Kabupaten Banyumas sebagai salah satu bagian wilayah
propinsi Jawa Tengah, memiliki berbagai macam budaya, seni pagelaran dan
pertunjukan, adat istiadat, dialek, makanan tradisional dan kesenian yang
menarik, hal tersebut dikarenakan letak geografis Banyumas. Budaya Banyumas
terbentuk sebagai akibat kondisi geografis yang terletak di antara dua kekuatan
budaya besar (marginal survival)
yaitu budaya jawa dan budaya sunda.

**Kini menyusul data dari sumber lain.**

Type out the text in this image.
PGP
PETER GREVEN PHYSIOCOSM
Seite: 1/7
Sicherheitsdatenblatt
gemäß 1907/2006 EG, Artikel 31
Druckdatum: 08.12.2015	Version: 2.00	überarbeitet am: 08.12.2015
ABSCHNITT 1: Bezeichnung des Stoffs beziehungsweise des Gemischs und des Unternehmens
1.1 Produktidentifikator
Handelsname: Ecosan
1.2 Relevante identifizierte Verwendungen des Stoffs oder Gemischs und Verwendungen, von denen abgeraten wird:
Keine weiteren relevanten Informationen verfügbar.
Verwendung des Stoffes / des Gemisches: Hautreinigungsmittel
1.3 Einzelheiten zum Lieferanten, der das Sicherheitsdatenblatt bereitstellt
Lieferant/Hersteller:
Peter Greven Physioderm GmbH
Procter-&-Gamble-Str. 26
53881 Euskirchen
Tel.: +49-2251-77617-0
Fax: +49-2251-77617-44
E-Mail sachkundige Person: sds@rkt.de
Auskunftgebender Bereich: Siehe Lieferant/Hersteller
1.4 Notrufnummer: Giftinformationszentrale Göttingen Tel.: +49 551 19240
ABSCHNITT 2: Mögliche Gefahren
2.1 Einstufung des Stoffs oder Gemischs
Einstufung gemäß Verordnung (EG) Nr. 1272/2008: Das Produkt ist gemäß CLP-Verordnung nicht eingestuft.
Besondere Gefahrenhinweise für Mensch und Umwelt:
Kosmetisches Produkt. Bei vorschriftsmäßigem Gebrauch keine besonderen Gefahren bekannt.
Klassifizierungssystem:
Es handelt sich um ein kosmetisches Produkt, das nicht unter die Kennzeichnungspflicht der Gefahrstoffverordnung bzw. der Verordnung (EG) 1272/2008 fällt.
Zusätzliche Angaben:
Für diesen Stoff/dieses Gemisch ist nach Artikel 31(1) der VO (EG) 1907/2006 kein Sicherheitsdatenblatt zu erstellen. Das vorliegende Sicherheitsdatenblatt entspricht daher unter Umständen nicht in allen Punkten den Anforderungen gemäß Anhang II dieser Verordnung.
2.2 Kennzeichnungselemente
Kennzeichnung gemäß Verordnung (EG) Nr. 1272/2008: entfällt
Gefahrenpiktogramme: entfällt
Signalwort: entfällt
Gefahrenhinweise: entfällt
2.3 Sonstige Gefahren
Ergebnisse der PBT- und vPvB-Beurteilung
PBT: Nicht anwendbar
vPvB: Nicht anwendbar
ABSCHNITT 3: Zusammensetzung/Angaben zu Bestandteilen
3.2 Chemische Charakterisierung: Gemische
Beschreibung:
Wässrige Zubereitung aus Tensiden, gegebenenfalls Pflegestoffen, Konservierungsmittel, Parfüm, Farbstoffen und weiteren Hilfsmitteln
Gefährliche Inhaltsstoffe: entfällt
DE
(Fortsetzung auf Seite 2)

Hal ini mengakibatkan corak kebudayaan
Banyumas yang tidak lepas dari perpaduan kedua wilayah tersebut.
Kesenian khas Banyumas tersebar di seluruh
daerah-daerah sekitar Banyumas seperti di Purwokerto, Cilacap, Banjarnegara,
Purbalingga, Gombong, Wonosobo, Kebumen, Purworejo, Kulon progo, dan Magelang.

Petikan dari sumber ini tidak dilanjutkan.